Lifelike animal replicas
Show your guests that you care about stewardship by incorporating wildlife into your holiday ambience! A couple of reindeer or a single starving polar bear can go a long way towards creating a festive vibe. However, considering that the current rate of extinction is estimated at anywhere from 100 to 1000 times the standard background rate, you shouldn’t rely on real animals. Instead, commission full-size replicas from your family’s taxidermist, or call your cousin on the Smithsonian Board of Regents and borrow some models from their Hall of Mammals.

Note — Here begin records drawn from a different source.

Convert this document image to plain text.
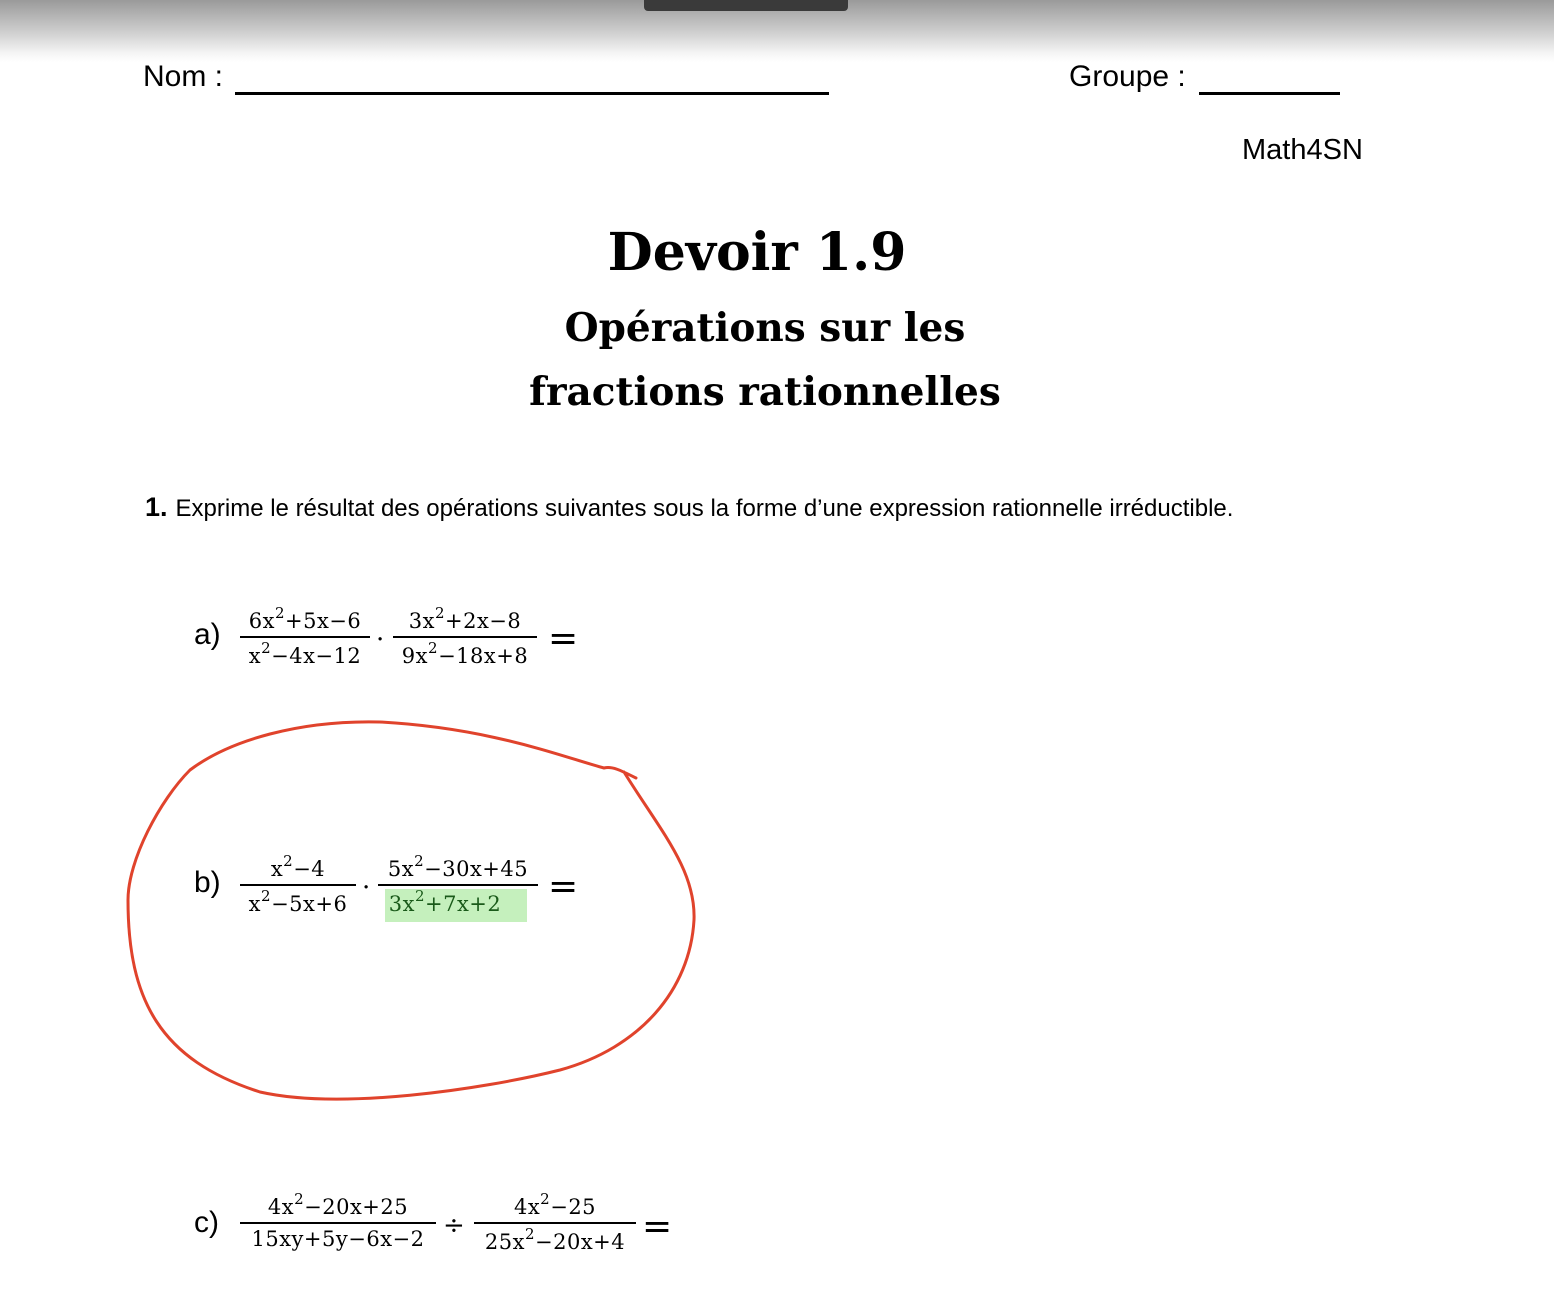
Nom :	Groupe :
Math4SN
Devoir 1.9
Opérations sur les
fractions rationnelles
1. Exprime le résultat des opérations suivantes sous la forme d’une expression rationnelle irréductible.
a)	$6x^2+5x-6$
$x^2-4x-12$
·
$3x^2+2x-8$
$9x^2-18x+8$ =
b)	$x^2-4$
$x^2-5x+6$
·
$5x^2-30x+45$
$3x^2+7x+2$	=
c)	$4x^2-20x+25$
15xy+5y−6x−2 ÷
$4x^2-25$
$25x^2-20x+4$ =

The rising global temperature average and increased frequency of natural disasters are annoying side effects of climate change, but let’s be honest, the biggest drawback is that it just doesn’t snow enough anymore. Green Christmases, much like green energy, green architecture, and the green Power Ranger, are overrated and kind of a downer. We advise you to purchase large quantities of fake snow or at least cotton stuffing, in order to maintain the wintry atmosphere.
Put a brave face on the impending catastrophe of planetary collapse by playing a few rounds of topical holiday trivia. Do your guests know their ozone layer statistics? Are they aware of how many saiga antelope are left in the world? Do they know how many weeks it takes the ice at the North Pole to melt each season? (Hint: the answer is a smaller number this year than it was last year.) Or how sea turtles will reproduce when it becomes so warm that all their babies hatch as female? (Hint: the turtles don’t know either.)

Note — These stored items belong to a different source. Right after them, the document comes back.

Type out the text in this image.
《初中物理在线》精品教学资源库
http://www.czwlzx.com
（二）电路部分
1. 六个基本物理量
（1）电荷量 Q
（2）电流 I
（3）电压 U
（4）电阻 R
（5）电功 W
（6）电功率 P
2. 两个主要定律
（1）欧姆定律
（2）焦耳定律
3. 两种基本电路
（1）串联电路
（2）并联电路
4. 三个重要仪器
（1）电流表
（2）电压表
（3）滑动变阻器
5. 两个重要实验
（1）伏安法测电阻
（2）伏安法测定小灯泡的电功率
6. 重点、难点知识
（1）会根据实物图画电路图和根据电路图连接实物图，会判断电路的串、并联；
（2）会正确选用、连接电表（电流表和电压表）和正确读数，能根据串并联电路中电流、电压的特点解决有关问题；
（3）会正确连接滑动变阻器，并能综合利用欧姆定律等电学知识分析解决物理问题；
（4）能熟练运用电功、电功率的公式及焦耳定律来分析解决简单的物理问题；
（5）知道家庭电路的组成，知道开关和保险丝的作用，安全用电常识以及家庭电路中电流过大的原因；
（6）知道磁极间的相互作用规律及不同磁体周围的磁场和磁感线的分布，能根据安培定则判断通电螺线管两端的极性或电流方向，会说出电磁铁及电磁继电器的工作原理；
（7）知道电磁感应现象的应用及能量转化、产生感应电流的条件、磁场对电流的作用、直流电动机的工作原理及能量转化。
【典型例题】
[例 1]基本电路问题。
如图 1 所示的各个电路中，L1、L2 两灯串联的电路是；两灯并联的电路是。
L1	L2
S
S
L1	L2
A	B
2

The holiday season is the time to be kind to others, as long as being kind to others doesn’t involve confronting the fact that your life of luxury contributes to the exploitation and destruction of less fortunate nations. Go on, give double in church! Pour soup at that homeless shelter! And then go home and enjoy some delicious roast beef flown straight from a cattle-rich pasture in what used to be a swath of the Brazilian rainforest!

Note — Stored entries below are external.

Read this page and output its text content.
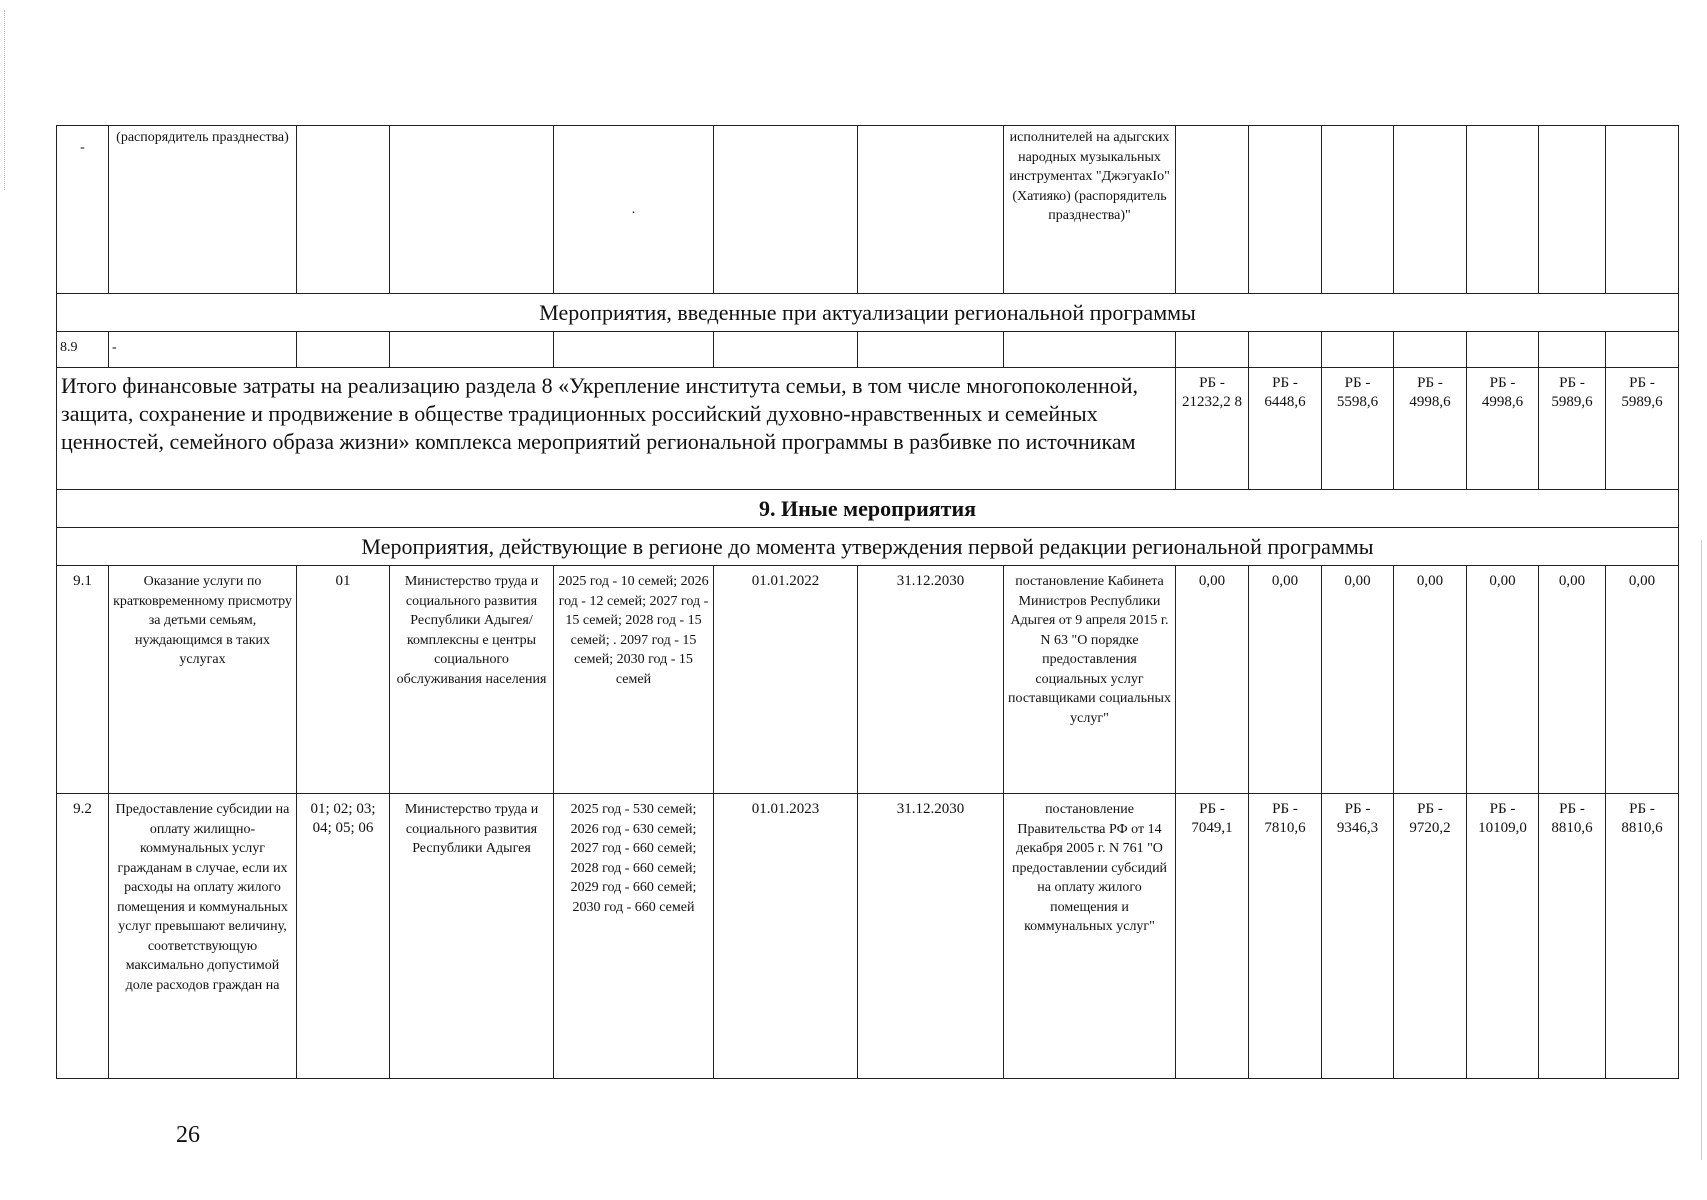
-	(распорядитель празднества)			.			исполнителей на адыгских народных музыкальных инструментах "ДжэгуакIо" (Хатияко) (распорядитель празднества)"							
Мероприятия, введенные при актуализации региональной программы														
8.9	-													
Итого финансовые затраты на реализацию раздела 8 «Укрепление института семьи, в том числе многопоколенной, защита, сохранение и продвижение в обществе традиционных российский духовно-нравственных и семейных ценностей, семейного образа жизни» комплекса мероприятий региональной программы в разбивке по источникам								РБ - 21232,2 8	РБ - 6448,6	РБ - 5598,6	РБ - 4998,6	РБ - 4998,6	РБ - 5989,6	РБ - 5989,6
9. Иные мероприятия														
Мероприятия, действующие в регионе до момента утверждения первой редакции региональной программы														
9.1	Оказание услуги по кратковременному присмотру за детьми семьям, нуждающимся в таких услугах	01	Министерство труда и социального развития Республики Адыгея/комплексны е центры социального обслуживания населения	2025 год - 10 семей; 2026 год - 12 семей; 2027 год - 15 семей; 2028 год - 15 семей; . 2097 год - 15 семей; 2030 год - 15 семей	01.01.2022	31.12.2030	постановление Кабинета Министров Республики Адыгея от 9 апреля 2015 г. N 63 "О порядке предоставления социальных услуг поставщиками социальных услуг"	0,00	0,00	0,00	0,00	0,00	0,00	0,00
9.2	Предоставление субсидии на оплату жилищно-коммунальных услуг гражданам в случае, если их расходы на оплату жилого помещения и коммунальных услуг превышают величину, соответствующую максимально допустимой доле расходов граждан на	01; 02; 03; 04; 05; 06	Министерство труда и социального развития Республики Адыгея	2025 год - 530 семей; 2026 год - 630 семей; 2027 год - 660 семей; 2028 год - 660 семей; 2029 год - 660 семей; 2030 год - 660 семей	01.01.2023	31.12.2030	постановление Правительства РФ от 14 декабря 2005 г. N 761 "О предоставлении субсидий на оплату жилого помещения и коммунальных услуг"	РБ - 7049,1	РБ - 7810,6	РБ - 9346,3	РБ - 9720,2	РБ - 10109,0	РБ - 8810,6	РБ - 8810,6
26
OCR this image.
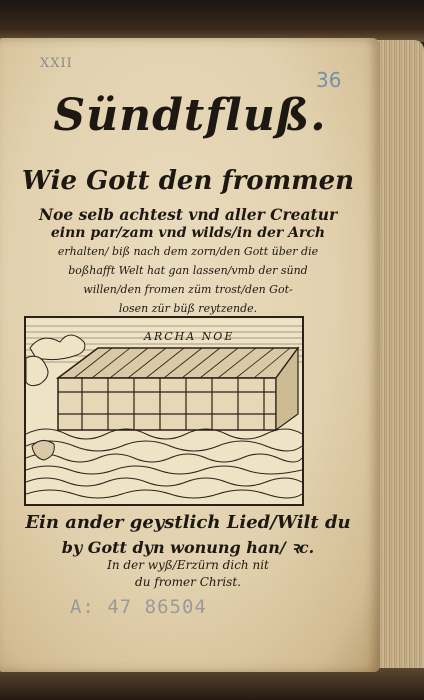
XXII
36
Sündtfluß.
Wie Gott den frommen
Noe selb achtest vnd aller Creatur
einn par/zam vnd wilds/in der Arch
erhalten/ biß nach dem zorn/den Gott über die
boßhafft Welt hat gan lassen/vmb der sünd
willen/den fromen züm trost/den Got-
losen zür büß reytzende.
ARCHA NOE
Ein ander geystlich Lied/Wilt du
by Gott dyn wonung han/ ꝛc.
In der wyß/Erzürn dich nit
du fromer Christ.
A: 47 86504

Roast beef is all very well, but you should also prepare for the inevitable collapse of the global food supply. Start brainstorming dishes that use jellyfish and corn, as these will likely be the only remaining food sources before long.
Keep it lighthearted
Nobody wants to hear about the projected sea level rise, or the increased acidity of the oceans and what that’s doing to the coral reefs! Keep the chitchat light and entertaining. Unless you’re knocking the sharkfin soup trivia category out of the park, don’t bring up poaching or the importance of apex predators in the food web. Focus on relevant topics, like sports, or what brand of mineral water you’re stocking in your underground apocalypse bunker.
Buy back carbon footprints
Tangible party favors are boring, so instead, buy back your guests’ carbon footprints! It’s certainly too little too late, but they’re sure to appreciate the warm glow of sequestering greenhouse gases in trees to delay the world’s slow descent into chaos. Jon and Suzy will be able to enjoy your party in peace when they know that someone, somewhere, is planting a tiny sapling; they don’t need to feel guilty about taking the private jet back from the Azores for this charming little get-together.
There you go—great advice for making your Christmas party shine as brightly as the meteor that killed all the dinosaurs (but still wasn’t as disastrous as what we’re doing to the earth right now). With just a little bit of extra effort, you’ll have a great get-together despite the ongoing extinction, rising sea levels, and crippling biodiversity loss. Take that, global warming!